The earlier history of the medal’s recipients can be traced back to around 1839 when James Smith set up as a microscope manufacturer after having worked for the famous optician Tulley. He was encouraged into business through his close association with Joseph Jackson Lister, the man responsible for the development of achromatic lenses for use in microscopy, having previously manufactured brass work for Lister’s early experiments.
The Beck brothers were nephews of Lister, and Smith initially took on Richard Beck as an apprentice, finally culminating in the formation of a partnership between the two men (Smith & Beck) in 1847. The other brother Joseph Beck served an apprenticeship at the equally renowned company of Troughton & Simms under Williams Simms and moved to Smith & Beck in 1851 probably in support of his family’s participation in The Great Exhibition. He finally joining the partnership fully in 1857 whereafter the firm became Smith, Beck & Beck.
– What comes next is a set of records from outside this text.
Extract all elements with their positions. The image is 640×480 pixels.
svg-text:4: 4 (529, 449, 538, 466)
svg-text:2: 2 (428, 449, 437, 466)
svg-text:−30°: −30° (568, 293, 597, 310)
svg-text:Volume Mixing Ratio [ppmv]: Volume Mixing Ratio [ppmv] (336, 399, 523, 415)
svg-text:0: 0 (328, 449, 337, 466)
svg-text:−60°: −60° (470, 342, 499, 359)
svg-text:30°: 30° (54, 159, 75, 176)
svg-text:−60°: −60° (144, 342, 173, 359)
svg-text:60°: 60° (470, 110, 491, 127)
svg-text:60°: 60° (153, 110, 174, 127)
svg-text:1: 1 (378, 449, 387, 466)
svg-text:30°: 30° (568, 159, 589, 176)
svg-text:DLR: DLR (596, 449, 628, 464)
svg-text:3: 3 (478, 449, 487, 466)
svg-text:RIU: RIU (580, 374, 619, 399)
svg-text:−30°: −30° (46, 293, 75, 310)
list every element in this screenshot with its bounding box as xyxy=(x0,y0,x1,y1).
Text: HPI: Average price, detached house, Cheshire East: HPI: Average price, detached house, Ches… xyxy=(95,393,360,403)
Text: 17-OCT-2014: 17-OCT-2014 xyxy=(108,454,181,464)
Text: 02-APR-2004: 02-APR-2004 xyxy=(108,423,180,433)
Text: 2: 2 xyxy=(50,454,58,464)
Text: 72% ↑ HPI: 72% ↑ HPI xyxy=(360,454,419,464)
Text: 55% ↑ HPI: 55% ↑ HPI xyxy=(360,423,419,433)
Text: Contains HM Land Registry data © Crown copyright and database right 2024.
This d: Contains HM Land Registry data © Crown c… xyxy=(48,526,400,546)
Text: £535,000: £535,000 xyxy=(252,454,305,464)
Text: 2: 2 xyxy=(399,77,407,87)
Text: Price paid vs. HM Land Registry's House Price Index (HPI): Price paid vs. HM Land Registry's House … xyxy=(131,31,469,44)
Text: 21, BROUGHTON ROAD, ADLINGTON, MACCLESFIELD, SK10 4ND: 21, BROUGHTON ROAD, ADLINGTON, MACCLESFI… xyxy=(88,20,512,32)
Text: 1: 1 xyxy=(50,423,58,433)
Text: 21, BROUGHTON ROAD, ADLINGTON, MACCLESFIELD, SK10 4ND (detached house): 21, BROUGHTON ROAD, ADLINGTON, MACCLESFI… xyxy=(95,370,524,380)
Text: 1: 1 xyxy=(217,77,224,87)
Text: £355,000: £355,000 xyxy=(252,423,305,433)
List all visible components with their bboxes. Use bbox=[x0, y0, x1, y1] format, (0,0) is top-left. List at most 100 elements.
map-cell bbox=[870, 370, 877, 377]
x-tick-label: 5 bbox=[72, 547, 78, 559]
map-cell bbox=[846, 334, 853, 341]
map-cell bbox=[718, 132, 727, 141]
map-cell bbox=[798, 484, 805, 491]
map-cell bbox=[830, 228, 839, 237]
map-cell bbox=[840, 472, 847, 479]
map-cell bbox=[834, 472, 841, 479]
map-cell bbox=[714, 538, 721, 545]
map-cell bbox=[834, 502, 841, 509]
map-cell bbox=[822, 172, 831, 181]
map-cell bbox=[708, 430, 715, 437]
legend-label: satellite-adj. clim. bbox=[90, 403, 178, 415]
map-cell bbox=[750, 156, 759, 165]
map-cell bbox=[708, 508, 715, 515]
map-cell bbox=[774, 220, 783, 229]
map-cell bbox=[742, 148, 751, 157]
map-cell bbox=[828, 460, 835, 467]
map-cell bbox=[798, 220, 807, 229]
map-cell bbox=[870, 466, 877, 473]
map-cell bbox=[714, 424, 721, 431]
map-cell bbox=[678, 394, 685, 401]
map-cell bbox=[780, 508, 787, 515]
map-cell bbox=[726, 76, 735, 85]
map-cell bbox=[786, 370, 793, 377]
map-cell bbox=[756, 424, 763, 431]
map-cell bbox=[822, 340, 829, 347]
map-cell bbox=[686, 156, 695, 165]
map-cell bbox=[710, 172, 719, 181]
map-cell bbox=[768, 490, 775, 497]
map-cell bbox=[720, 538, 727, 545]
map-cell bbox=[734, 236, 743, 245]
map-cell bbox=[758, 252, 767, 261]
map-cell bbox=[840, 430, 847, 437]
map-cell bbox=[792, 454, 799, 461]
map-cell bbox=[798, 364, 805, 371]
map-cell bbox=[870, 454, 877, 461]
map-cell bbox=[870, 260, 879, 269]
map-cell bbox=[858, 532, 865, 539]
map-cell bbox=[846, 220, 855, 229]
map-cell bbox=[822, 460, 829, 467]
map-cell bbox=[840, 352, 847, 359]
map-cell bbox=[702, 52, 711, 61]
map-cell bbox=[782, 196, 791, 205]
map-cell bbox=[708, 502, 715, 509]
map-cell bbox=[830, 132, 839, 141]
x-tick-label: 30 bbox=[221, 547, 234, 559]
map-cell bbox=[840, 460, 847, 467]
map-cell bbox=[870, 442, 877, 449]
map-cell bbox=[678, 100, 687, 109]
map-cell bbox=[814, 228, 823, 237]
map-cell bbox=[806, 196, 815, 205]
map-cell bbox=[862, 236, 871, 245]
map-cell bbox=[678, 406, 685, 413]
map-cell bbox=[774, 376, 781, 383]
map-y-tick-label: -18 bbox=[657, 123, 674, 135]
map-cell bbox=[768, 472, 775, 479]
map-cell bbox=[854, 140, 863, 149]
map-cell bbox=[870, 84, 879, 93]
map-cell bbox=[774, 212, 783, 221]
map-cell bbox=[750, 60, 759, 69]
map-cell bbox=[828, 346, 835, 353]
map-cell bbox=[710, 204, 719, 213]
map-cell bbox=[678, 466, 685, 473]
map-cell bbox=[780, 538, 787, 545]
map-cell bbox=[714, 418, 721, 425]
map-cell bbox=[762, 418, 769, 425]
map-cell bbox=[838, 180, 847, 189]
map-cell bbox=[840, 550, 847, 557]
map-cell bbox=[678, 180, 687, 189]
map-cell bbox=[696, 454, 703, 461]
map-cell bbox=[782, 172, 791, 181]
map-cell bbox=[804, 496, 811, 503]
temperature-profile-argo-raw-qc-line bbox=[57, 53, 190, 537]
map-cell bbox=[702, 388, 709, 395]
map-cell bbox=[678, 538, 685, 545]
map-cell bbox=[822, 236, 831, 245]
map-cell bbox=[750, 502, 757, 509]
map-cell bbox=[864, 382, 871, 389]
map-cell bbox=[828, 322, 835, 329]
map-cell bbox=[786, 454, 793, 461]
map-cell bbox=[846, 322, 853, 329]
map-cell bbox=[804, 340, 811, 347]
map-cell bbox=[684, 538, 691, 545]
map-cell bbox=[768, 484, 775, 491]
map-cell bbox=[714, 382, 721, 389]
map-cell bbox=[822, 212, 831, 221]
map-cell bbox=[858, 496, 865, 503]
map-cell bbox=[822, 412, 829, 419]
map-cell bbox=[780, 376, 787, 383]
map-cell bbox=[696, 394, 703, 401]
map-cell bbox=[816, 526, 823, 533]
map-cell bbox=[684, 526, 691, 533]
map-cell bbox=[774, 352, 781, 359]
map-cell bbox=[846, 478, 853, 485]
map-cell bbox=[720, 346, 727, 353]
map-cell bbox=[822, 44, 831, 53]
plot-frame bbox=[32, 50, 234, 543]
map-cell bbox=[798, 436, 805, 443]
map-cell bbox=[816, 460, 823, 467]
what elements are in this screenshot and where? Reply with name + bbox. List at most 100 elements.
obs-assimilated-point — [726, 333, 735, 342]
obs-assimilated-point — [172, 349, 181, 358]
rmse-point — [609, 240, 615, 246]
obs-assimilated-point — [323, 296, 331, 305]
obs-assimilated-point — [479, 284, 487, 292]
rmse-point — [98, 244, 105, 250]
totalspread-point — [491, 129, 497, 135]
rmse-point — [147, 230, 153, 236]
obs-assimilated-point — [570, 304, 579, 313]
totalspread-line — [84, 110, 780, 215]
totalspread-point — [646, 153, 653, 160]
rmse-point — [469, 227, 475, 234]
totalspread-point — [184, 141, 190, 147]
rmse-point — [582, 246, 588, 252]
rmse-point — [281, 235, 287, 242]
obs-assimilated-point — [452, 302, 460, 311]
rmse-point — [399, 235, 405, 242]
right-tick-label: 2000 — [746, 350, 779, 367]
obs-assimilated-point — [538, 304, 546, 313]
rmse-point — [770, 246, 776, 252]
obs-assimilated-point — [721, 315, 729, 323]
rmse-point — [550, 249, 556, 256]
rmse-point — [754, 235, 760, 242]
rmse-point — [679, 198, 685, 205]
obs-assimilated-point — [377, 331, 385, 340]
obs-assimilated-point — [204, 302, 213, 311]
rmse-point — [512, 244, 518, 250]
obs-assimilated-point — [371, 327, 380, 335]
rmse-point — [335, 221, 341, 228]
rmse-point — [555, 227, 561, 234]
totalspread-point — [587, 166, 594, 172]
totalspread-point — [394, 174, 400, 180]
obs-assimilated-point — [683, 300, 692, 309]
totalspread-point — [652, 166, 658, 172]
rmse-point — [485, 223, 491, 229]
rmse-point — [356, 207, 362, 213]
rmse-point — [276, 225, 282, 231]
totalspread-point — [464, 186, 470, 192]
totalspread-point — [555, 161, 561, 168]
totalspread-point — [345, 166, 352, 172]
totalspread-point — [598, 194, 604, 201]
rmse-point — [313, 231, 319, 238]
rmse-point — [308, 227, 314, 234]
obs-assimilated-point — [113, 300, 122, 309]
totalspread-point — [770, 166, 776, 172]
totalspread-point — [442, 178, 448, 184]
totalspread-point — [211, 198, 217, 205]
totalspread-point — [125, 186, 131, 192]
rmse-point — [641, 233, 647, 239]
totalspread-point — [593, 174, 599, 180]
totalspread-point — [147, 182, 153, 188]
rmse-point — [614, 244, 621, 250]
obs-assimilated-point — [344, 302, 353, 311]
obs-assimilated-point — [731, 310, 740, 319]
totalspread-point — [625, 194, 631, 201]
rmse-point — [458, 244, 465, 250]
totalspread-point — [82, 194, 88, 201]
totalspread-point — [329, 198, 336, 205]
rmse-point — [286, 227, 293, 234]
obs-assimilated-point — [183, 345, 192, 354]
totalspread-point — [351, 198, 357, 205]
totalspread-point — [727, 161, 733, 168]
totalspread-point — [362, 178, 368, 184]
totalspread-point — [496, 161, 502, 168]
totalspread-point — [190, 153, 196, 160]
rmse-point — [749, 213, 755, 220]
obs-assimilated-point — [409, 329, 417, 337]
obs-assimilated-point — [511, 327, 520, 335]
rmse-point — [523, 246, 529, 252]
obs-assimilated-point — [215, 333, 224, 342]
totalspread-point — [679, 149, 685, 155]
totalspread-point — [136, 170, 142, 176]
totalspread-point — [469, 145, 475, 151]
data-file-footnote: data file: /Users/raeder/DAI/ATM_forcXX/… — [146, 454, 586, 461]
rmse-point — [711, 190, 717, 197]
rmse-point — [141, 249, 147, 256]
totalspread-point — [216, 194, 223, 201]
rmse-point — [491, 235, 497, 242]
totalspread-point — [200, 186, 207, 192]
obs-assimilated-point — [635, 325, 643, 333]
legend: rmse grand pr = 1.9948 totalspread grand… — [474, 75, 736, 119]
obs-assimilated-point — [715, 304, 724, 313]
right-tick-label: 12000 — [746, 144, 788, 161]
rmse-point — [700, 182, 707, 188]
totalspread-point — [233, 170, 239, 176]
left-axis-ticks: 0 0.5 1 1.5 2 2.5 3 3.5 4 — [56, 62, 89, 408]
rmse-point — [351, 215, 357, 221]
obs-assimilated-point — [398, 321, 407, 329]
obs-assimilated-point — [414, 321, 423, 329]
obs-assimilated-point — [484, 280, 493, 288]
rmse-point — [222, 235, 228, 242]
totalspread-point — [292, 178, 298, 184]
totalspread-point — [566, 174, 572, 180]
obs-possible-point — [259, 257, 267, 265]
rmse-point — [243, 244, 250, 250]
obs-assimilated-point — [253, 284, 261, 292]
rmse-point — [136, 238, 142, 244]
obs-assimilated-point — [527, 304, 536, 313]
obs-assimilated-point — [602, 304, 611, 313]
Following the success of the 1851 Exhibition, the new partnership took part in the second of these historic events in 1862. The catalogue entry stating as follows:
Smith Beck & Beck – 6 Coleman Street, E.C. – Achromatic microscopes; objects; achromatic stereoscopes; cabinets and other optical instruments.
The company was placed within Class XIII – Philosophical Instruments and it is worth mentioned some of the other names with whom they exhibited alongside. Patrick Adie, Charles Babbage, Louis Casella, T. Cooke & Sons, JH Dallmeyer, JB Dancer, Elliott Brothers, J. Hicks, Kew Observatory, Negretti & Zambra, Pastorelli and Pillischer were just a few of the recognisable names. To see all these great makers in the same room would have been simply astonishing!
They shortly afterwards feature in the Medals and Honourable mentions awarded by the international juries and are marked in the catalogue as receiving a medal for; “Microscopes and other optical instruments. For economy in the production of students’ binocular microscopes, and the excellence of their instruments generally.”
Almost all of the Victorian scientific instrument making exhibitors made great use of this medal’s image on letterheads, trade cards, catalogues and other associated ephemera, to find an example of the original medal for one of these famous Class XIII makers is extraordinarily rare.
To give further context, just three years later in May of 1865, Richard Beck also went on to publish the company’s iconic microscope manual, “A Treatise on the construction, Proper Use and Capabilities of Smith, Beck & Beck’s Achromatic Microscopes” which still serves as useful guidance to collectors to this day.
Smith finally retired in the same year, and the firm was renamed to R&J Beck trading from 31 Cornhill, London. Richard Beck also died unexpectedly at the age of 38 in the following year leaving Joseph Beck as the sole owner of the company until he passed away in 1891. His son Conrad turned R&J Beck into a limited company and the onset of the First World War proved to be a period of expansion with the production of military equipment such as periscopes which are still commonly encountered.
Conrad’s youngest son, Joseph was the final member of the Beck family to run the business, and he continued to support the war effort through World War II. In 1955 he sold the company to Griffin & George under which it remained a subsidiary. It was finally taken over by Ealing Corporation of America and produced microscopes under the name of Ealing, Beck & Co before its eventual demise.
This medal is an extraordinary find and would make a fine addition to a Beck collection.